Wall Street Journal Editor: If Trump Is Caught in Scandal, Public Would Believe Us

Wall Street Journal Editor: If Trump Is Caught in Scandal, Public Would Believe Us

Original Article on The Street

President Trump is capable of committing great crimes, Gerard Baker said from his vantage point as editor-in-chief of The Wall Street Journal. 

“This administration is absolutely capable of really grave malfeasance,” Baker, whose newspaper is owned by Rupert Murdoch’s News Corp. (NWSA – Get Report) , said on Thursday, Oct. 12, at a New York event hosted by the Society of American Business Editors and Writers.

Commenting on Trump’s threats this week to revoke broadcast licenses tied to Comcast Corp.’s (CMCSA – Get Report) NBC News, Baker said the statements have far-reaching implications, regardless of whether the president plans to carry through on his threat. Earlier this week, NBC News reported that in July Trump had called for a tenfold increase in nuclear arms, a proposal that apparently caught military officials by surprise. Trump attacked the report as “pure fiction made up to demean” him, suggesting that the network be shut down.  

“What he said about revoking broadcast licenses is pernicious, it’s obnoxious,” Baker said. “He may not have the legal power to do that, and it might seem like a futile exercise, but it’s damaging to trust, damaging to the institutions of democracy.”

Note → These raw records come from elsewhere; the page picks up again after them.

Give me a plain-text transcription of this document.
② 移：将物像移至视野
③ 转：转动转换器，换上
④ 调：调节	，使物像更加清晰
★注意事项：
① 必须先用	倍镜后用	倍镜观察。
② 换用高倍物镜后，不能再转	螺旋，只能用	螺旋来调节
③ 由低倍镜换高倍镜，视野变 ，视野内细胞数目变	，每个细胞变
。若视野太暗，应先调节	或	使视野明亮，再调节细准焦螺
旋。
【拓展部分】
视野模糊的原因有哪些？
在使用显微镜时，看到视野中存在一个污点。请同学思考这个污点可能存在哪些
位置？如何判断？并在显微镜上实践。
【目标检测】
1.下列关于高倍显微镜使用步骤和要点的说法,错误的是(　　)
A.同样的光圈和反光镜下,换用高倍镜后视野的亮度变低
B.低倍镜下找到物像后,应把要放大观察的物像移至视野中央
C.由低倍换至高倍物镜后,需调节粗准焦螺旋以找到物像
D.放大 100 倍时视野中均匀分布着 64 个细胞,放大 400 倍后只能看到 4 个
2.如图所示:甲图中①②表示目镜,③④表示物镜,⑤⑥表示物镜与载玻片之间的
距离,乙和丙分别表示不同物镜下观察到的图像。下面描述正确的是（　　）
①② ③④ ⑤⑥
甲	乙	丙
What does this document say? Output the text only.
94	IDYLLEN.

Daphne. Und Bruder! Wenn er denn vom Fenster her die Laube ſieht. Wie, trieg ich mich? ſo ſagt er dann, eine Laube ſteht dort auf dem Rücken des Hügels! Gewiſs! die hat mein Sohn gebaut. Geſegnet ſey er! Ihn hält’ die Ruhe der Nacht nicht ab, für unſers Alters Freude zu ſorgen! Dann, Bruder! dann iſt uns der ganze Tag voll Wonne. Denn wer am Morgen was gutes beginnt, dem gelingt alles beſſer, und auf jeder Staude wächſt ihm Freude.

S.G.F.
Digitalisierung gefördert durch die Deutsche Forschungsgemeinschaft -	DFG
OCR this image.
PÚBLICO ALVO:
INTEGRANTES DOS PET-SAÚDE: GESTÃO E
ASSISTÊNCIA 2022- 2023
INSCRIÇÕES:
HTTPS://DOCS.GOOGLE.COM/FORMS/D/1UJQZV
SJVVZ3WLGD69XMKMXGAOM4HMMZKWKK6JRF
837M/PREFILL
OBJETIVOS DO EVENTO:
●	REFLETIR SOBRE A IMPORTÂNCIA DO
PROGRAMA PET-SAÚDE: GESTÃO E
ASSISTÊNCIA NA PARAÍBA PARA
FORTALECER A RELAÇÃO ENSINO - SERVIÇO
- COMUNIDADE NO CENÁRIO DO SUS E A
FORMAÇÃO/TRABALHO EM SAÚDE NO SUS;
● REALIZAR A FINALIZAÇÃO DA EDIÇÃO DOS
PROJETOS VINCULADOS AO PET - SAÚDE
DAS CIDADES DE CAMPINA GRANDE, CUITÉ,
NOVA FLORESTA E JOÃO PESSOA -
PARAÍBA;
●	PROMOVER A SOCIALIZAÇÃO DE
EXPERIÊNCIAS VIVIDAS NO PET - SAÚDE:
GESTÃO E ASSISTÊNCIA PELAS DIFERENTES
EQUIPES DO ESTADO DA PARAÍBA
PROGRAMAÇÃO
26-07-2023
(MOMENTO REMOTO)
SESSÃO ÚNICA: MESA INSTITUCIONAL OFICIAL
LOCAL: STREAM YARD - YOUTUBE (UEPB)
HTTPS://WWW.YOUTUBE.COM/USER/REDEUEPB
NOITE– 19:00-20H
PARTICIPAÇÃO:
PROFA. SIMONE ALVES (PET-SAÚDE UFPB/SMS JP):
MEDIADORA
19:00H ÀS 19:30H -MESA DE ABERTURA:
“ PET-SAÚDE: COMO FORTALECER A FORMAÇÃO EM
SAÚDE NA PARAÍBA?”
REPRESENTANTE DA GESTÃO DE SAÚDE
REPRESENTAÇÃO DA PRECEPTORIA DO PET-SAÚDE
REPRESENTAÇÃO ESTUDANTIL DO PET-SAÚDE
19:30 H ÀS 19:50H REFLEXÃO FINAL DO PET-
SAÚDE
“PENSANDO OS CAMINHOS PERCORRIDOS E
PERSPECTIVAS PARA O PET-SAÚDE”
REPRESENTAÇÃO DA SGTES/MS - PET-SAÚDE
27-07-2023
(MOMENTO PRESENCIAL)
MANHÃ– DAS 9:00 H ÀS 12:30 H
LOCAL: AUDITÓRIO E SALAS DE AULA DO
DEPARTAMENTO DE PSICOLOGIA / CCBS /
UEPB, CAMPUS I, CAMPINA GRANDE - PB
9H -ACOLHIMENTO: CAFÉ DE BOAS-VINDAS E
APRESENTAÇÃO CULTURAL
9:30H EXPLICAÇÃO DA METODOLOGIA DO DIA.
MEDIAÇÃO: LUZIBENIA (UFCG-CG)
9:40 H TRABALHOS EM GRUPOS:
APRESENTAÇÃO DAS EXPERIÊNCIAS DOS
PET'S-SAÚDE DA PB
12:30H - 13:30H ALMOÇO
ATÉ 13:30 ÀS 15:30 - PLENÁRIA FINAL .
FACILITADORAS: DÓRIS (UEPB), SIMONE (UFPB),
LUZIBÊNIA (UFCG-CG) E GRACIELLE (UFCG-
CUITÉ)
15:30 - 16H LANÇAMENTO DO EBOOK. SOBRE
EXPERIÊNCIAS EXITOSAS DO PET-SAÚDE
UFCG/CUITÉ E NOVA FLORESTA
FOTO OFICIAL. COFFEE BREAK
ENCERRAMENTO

Yet if news were to emerge in the coming months that shows, for instance, that the Trump campaign knowingly colluded with the Russian government to defeat Hillary Clinton, Baker said much of the public would never believe it. Trump, he said, has effectively demonized nearly all news outlets as being personally out to get him and, by extension, his supporters. Throughout the campaign, Baker said, Trump often bashed the so-called mainstream media, portraying reporters as being faithful to a system that’s not working for ordinary people.

“The danger is that the perception of the press is so hostile,” he said. “If something emerges of really serious malfeasance, and the press reports on that, many, many people in this country are not going to believe it, they’re just going to put it down as media bias. That is an astonishing fact, and if that is true, it is astonishingly damaging to the country.”

As for his own coverage of the Trump administration, Baker acknowledged that some news observers, and some within his own newsroom, have charged that the Journal has pulled back its reporters, ceding ground to The Washington Post and The New York Times. Critics alleged the conservative politics of News Corp. chairman Rupert Murdoch and the entrenched positions of its editorial page are influencing newsroom decisions about which stories to pursue.

Baker deflected the criticism, countering the Journal “has done very robust reporting” about Trump, though he did add, “It’s true, we have not done the reporting on the scale of some others.” Yet it’s the Journal’s comparative discretion, Baker argued, that ultimately may afford the newspaper the weight and cachet to convince otherwise skeptical Trump supporters that evidence sufficient to impeach a president might actually be true.

“If we do even better reporting, that can actually demonstrate some terrible things that did happen,” Baker said. “People are more likely to believe us than they are anyone else.”

In July, the Journal wrote that U.S. intelligence agencies caught Russian officials talking about Trump associates in spring 2015, just before the real estate developer’s announcement that he would pursue the Republican Party’s presidential nomination. The newspaper also reported that Republican operatives sought out Russian hackers to obtain emails sent by Hillary Clinton well before she became the Democratic presidential nominee. 

Alan Murray, chief content officer at Time Inc. (TIME) and a former editor of Fortune magazine, agreed with Baker, saying the media risked losing the public’s trust if it overshot on attacking Trump.

“The president has launched a systematic campaign to undercut the credibility of the institutions that could damage him at some point,” Murray said. “He has baited the press with this ‘fake news’ thing, and many of our colleagues have taken the bait and are destroying their own credibility in the process.”

Yet much of the media, Murray added, has discovered only too well that attacking Trump generates readers and, in turn, the kind of internet traffic that attracts advertisers. 

The declining confidence in journalists arguably has been ongoing since the 1960s, though the causes for that decline are debatable. That question aside, Trump has been able to successfully lump critical reporting with personal attacks, solidifying the loyalty of his core supporters as the media, writ large, loses its credibility with those same voters.  

“We have a democracy, and democracy depends on an informed public,” Murray said. “If we don’t have any ability to provide some basis of factual information to the whole country, we have a serious problem. That credibility was already damaged before Donald Trump, but he consciously and skillfully mined that and made it worse. It’s a bad thing for the country.”